External access points are still used, but the development of advanced endoscopic techniques and the availability of extensive instrumentation make transnasal surgery a more efficient and less invasive treatment method. The effects of this technique are satisfying, and the relapse rate, estimated at 0.9-17%, is lower [1]. The open removal of mucosa that is adjacent to the meninx is usually not necessary if the operated lesion is not a malignant tumor, which avoids the risk of complications. However, open transcranial access may be required in cases of intracranial locations of the pathology. Limited craniotomy may be required in cases of more lateral or more posterior lesion advancement [18]. If the pathological process or surgery damages the meninx, primary management is required using techniques that are recommended for the management of cerebrospinal fluid leaks. Multilayered techniques were used for the reconstruction of skull base defects.
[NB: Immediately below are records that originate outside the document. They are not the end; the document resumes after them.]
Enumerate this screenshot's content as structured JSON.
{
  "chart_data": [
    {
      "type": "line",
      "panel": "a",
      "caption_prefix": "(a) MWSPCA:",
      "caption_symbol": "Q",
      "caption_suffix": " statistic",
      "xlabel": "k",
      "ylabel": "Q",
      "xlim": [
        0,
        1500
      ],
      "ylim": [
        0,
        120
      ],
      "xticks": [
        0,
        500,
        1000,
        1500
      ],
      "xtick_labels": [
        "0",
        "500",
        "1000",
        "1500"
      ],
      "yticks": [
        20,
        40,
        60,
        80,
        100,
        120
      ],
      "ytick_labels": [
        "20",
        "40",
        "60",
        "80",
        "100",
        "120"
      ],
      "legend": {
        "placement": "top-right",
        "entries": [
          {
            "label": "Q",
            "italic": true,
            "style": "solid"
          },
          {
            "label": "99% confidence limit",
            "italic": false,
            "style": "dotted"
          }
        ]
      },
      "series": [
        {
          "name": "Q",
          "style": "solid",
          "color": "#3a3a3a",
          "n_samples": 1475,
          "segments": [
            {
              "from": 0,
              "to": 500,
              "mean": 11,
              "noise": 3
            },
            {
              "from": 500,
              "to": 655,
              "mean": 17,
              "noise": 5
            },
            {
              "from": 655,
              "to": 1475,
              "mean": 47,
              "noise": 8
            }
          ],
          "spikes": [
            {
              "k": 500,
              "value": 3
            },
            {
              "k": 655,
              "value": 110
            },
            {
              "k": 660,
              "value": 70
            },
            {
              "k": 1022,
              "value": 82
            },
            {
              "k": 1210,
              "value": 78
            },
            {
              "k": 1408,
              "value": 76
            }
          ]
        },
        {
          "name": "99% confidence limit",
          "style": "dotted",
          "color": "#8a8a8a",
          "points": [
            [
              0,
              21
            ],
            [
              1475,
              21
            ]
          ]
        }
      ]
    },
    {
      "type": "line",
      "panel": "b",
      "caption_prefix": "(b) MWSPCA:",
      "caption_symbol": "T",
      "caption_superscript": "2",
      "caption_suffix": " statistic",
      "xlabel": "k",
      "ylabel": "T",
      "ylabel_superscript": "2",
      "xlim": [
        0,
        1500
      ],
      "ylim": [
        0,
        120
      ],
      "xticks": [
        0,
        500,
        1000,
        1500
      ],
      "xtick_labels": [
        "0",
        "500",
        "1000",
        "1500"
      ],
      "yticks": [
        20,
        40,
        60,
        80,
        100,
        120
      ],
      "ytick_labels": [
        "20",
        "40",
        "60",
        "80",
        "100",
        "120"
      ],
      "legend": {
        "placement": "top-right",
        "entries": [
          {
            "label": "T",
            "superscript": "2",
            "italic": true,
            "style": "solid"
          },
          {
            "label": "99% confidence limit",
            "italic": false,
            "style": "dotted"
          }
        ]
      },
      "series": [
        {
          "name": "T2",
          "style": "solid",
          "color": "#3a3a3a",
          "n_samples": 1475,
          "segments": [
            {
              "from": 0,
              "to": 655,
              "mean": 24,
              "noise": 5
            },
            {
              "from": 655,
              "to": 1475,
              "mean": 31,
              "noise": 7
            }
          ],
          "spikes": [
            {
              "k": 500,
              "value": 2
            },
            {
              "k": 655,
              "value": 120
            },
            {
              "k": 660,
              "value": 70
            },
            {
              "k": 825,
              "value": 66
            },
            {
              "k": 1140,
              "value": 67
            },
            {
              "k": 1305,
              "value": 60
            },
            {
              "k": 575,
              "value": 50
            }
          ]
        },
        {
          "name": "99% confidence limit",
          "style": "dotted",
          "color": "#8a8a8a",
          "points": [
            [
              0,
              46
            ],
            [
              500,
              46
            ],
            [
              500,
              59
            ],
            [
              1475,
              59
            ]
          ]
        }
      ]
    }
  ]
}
Emergency surgical intervention is required to prevent neurological consequences in rare cases of increasing risks to life or the complications that accompany the inflammatory process, including orbital or cerebral abscesses and cerebrospinal meningitis. Long-term follow-up is required. No major postoperative complications were observed in the 11 patients subjected to ESS treatment. Radiological follow-up is required at least once every two years [9]. ESS provides a valuable and state of the art method for the treatment of sinogenic orbital complications in well-selected patients.
1. ESS is a safe and efficient method for the treatment of sinogenic complications involving the orbit, frontal sinus, sphenoid sinus and the anterior and middle cranial fossa.
2. Sinogenic complications should be differentiated from orbital tumors.
3. Transnasal endoscopy is the gold standard for the treatment of sinogenic complications, but open access surgeries play an important role in cases of advanced complications, including intracranial complications.
This research was supported by statutory funds of the Department of Otolaryngology of the Jagiellonian University, Krakow, Poland.